4 Stocks Set to Benefit from Recent Interest Rate Cuts

Bullish point, Bearish point. trend of graph vector design.

The stock market is about to make a major shift, this time driven by the shift in monetary policy set on by the Federal Reserve (the Fed). After the most recent meeting to decide the new path of interest rates for the United States, Jerome Powell (the Fed chairman) cut interest rates by the most aggressive pace in 16 years.

That means a few things for the stock market, but investors must understand that not all industries will be affected equally. The ones that deserve a second – or deeper – look are those that depend on consumer and financial trends, sectors like consumer discretionary and real estate. There’s even a historical tendency for oil prices to do well on lower interest rates. Hence, the energy sector deserves a spot on this list as well.

Within these spaces, names like Nike Inc. (NYSE: NKE), Chesapeake Energy Co. (NASDAQ: CHK), and even SoFi Technologies Inc. (NASDAQ: SOFI) carry enough reasons to potentially become relative winners in the coming quarters, especially as money and investors begin to shift their preferences to match this new business cycle.

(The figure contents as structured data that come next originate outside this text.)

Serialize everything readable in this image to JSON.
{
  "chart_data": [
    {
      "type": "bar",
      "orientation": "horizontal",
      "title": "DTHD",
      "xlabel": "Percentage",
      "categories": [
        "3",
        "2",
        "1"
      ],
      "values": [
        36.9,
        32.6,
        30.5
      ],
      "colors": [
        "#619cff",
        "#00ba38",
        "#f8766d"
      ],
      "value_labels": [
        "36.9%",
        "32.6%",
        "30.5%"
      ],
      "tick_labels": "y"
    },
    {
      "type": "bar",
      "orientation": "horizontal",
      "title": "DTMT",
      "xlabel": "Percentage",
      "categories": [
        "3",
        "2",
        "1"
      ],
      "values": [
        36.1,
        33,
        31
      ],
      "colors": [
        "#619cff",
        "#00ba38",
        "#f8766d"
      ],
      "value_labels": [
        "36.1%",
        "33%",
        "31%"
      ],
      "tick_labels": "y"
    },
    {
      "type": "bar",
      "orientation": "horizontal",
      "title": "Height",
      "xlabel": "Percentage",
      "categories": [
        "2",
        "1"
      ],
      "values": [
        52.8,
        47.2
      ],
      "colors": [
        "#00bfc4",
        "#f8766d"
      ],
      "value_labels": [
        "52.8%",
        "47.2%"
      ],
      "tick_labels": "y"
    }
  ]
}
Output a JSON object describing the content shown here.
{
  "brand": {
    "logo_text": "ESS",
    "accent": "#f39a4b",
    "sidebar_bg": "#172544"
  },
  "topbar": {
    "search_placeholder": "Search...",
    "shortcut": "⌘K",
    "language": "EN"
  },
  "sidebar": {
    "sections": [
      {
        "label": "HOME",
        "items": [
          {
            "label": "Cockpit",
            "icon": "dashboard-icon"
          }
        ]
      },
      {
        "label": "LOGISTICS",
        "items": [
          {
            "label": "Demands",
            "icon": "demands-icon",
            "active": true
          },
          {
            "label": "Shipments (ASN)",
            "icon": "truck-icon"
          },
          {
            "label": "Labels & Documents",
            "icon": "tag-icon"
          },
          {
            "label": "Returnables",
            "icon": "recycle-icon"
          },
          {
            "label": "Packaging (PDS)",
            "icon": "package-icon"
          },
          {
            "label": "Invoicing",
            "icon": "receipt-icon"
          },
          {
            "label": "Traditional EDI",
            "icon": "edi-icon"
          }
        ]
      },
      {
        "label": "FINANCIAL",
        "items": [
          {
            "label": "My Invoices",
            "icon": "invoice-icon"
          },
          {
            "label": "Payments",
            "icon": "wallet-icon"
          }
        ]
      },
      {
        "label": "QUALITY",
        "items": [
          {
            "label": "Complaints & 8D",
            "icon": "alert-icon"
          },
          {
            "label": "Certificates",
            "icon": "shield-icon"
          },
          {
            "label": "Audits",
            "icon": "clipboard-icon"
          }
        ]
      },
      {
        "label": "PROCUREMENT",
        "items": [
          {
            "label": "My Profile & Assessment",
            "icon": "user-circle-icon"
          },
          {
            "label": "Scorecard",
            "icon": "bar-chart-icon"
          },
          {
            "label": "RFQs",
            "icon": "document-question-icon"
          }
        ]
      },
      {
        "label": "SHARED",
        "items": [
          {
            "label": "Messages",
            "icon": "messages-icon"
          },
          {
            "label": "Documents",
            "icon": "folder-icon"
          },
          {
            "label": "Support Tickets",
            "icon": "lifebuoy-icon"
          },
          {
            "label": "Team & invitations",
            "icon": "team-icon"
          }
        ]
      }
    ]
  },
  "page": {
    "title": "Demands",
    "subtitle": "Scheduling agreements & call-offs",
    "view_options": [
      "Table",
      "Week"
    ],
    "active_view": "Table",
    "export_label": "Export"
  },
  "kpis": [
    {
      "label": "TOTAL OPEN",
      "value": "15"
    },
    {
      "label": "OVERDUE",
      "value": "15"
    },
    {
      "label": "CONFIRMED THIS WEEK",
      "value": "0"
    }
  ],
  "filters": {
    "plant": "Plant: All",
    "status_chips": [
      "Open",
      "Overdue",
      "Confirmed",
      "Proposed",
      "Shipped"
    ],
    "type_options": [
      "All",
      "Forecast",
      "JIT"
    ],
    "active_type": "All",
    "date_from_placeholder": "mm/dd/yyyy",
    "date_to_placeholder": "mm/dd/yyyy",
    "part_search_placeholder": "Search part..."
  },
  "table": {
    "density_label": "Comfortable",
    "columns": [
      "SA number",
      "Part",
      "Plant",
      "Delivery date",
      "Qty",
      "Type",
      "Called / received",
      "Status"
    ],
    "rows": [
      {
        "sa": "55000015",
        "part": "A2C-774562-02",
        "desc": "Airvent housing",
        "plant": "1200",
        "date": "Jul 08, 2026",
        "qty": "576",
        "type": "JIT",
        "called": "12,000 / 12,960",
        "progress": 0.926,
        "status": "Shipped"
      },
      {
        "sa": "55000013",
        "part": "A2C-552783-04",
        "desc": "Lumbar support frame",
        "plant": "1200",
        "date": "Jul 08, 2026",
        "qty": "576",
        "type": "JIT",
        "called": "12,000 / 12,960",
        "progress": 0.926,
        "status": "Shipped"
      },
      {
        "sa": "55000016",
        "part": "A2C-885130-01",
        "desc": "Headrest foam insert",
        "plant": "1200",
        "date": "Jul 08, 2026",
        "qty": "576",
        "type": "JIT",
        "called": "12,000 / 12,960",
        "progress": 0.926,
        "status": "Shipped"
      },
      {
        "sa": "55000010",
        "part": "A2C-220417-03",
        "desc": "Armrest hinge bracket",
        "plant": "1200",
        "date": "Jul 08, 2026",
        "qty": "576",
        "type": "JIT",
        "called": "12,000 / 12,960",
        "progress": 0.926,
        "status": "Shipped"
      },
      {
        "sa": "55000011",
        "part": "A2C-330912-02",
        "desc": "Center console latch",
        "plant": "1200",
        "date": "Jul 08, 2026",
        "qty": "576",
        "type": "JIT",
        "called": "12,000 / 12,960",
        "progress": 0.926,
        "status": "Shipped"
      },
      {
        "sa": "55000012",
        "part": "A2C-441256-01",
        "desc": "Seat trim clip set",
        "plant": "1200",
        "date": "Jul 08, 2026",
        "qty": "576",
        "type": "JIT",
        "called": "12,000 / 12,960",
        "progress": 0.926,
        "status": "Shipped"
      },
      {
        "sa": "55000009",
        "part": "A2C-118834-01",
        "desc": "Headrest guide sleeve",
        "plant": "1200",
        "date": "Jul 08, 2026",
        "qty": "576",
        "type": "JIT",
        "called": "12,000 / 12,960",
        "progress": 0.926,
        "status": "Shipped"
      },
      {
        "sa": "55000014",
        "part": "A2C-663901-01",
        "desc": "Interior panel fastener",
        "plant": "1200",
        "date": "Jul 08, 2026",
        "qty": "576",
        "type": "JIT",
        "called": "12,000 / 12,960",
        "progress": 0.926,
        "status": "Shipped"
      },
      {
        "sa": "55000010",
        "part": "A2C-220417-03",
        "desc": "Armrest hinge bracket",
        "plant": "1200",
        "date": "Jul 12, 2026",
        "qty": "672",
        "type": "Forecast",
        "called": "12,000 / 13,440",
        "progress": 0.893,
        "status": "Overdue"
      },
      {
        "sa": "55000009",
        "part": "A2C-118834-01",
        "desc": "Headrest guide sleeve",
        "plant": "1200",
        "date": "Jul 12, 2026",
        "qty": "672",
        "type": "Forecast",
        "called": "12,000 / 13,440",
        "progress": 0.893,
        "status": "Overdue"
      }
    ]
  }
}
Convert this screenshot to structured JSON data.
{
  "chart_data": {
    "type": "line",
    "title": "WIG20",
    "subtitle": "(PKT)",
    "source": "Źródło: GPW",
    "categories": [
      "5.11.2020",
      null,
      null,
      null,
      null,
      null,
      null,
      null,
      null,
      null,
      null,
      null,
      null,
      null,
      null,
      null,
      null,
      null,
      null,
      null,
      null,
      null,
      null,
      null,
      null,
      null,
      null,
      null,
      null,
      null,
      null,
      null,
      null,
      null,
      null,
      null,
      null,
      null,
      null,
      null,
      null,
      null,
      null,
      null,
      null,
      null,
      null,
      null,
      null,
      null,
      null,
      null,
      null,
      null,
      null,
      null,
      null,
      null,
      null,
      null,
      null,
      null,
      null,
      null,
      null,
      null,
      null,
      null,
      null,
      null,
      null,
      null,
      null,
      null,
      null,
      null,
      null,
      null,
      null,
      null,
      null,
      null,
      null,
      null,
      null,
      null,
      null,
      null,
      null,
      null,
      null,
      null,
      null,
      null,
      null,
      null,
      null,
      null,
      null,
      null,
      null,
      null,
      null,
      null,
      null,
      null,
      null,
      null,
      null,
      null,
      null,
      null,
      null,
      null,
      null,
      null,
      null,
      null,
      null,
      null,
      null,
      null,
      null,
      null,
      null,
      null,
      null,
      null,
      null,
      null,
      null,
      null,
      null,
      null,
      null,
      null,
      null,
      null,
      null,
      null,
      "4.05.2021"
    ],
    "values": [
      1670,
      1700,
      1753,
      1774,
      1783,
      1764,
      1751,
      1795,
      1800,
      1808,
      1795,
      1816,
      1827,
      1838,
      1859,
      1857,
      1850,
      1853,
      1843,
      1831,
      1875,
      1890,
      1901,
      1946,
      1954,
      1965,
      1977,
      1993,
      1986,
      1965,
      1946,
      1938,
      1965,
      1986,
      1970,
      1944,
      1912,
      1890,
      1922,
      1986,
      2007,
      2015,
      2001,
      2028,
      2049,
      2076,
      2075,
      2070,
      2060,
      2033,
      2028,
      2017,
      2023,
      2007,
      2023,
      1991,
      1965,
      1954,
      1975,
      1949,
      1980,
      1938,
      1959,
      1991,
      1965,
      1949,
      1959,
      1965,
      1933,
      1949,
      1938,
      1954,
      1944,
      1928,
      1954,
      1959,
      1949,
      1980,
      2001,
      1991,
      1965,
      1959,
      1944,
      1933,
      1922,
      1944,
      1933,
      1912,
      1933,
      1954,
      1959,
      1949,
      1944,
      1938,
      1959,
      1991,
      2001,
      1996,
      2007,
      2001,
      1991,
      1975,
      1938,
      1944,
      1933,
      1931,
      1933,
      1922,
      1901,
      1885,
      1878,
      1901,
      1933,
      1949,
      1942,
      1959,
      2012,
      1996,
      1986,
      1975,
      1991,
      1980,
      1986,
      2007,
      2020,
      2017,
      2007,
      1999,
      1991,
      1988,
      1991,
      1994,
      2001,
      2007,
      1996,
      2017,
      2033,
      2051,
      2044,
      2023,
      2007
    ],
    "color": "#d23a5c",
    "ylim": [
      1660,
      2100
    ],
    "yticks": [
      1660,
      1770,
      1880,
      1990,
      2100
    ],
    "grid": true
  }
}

Consumer Stocks Like Nike Poised for a Comeback with Rate Cuts on the Horizon

Nike shares have been volatile recently, particularly after the company reported a less-than-spectacular quarter. Leaning on China slowdowns and weakening U.S. consumer sentiment, bears raided Nike stock after the results came out.

However, some on Wall Street saw far ahead enough to pick up this stock at its lows, such as billionaire hedge fund manager Bill Ackman. More than that, analysts at Sanford C. Bernstein see the stock as worth up to $109 a share, calling for up to 32.4% upside from where it trades today.

Reacting to the recent Wall Street bullishness and institutional buying, bears retreated from further selling this stock, as Nike stock’s short interest declined by 14.5% in the past month alone. The stock still trades at only 67% of its 52-week high, leaving enough room for investors to catch a further recovery rally.

Energy Stocks Are Strong, But Chesapeake Stock Stands Out as the Better Pick

Over the past month, shares of Chesapeake have gone on a bit of a tear, rallying by as much as 7.5% as front-run expectations for Fed interest rate cuts started to influence the energy sector positively. One big investor who saw this trend coming is Warren Buffett.

Based on this belief, Buffett bought up to 29% of Occidental Petroleum Co. (NYSE: OXY), but retail investors have an advantage over mega investors like Buffett. They can choose smaller companies, especially those placed higher in the industry’s value chain and paid first.

Chesapeake Energy stock is one example, and Wall Street knows this. Those at Stephens see a potential bull case in which this stock reaches a valuation of $118 a share, daring it to rally by as much as 53.6% from where it trades today. Considering Chesapeake is still only 83% of its 52-week high, investors have a new reason to call for new highs.

That reason is interest rate cuts, which typically help boost business activity and demand, which rely on oil for manufacturing and transport. As oil prices recover based on these trends, Chesapeake stock might be at the center of the bullish price action, given its place in the value chain for exploration and production.

Lower Mortgage Rates Could Propel SoFi Stock to New Heights

Many would-be home buyers are sitting on the sidelines, waiting for more affordable financing rates through more accessible mortgages. Investors should remember that when interest rates come down, so do mortgage rates, enabling new home buyers to enter the market.

This is where SoFi stock comes into play and why Wall Street holds it in such high regard. Now that the stock is down to 80% of its 52-week high, there are a few more tailwinds in place to let investors assume this name could make its way back and even make a new high.

Wall Street analysts forecast up to $0.07 in earnings per share (EPS) in SoFi stock for the next 12 months, up from today’s EPS of $0.01. This is a seven-fold jump in profits, meaning some of the current price targets and valuations might have to be adjusted upward in face of this potential spike.

Those at Dimensional Fund Advisors saw enough reason to boost their holdings in SoFi stock by up to 263.3% as of August 2024, bringing their net investment to $86.5 million today, or 1.2% ownership in the company.

Wall Street’s Latest Top Pick Comes from a Different Market

Stanley Druckenmiller (responsible for George Soros’ returns) decided to sell out of the U.S. technology sector and sought to relocate his winnings into the bond market. Remember how mortgage rates come down during Fed cuts? So do bond yields.

Just like any other fixed-income product, prices are inversely related to yield, so as bond yields come down, their prices will go up. Investors can copy Druckenmiller’s playbook and check out the iShares 20+ Year Bond ETF (NASDAQ: TLT) for potential exposure.

The ETF has recently declined by roughly 3% from its highs. However, momentum is still bullish enough to suggest further upside from this level, especially as the Fed might keep cutting rates for the next 12 months, bringing the price of bonds higher and higher.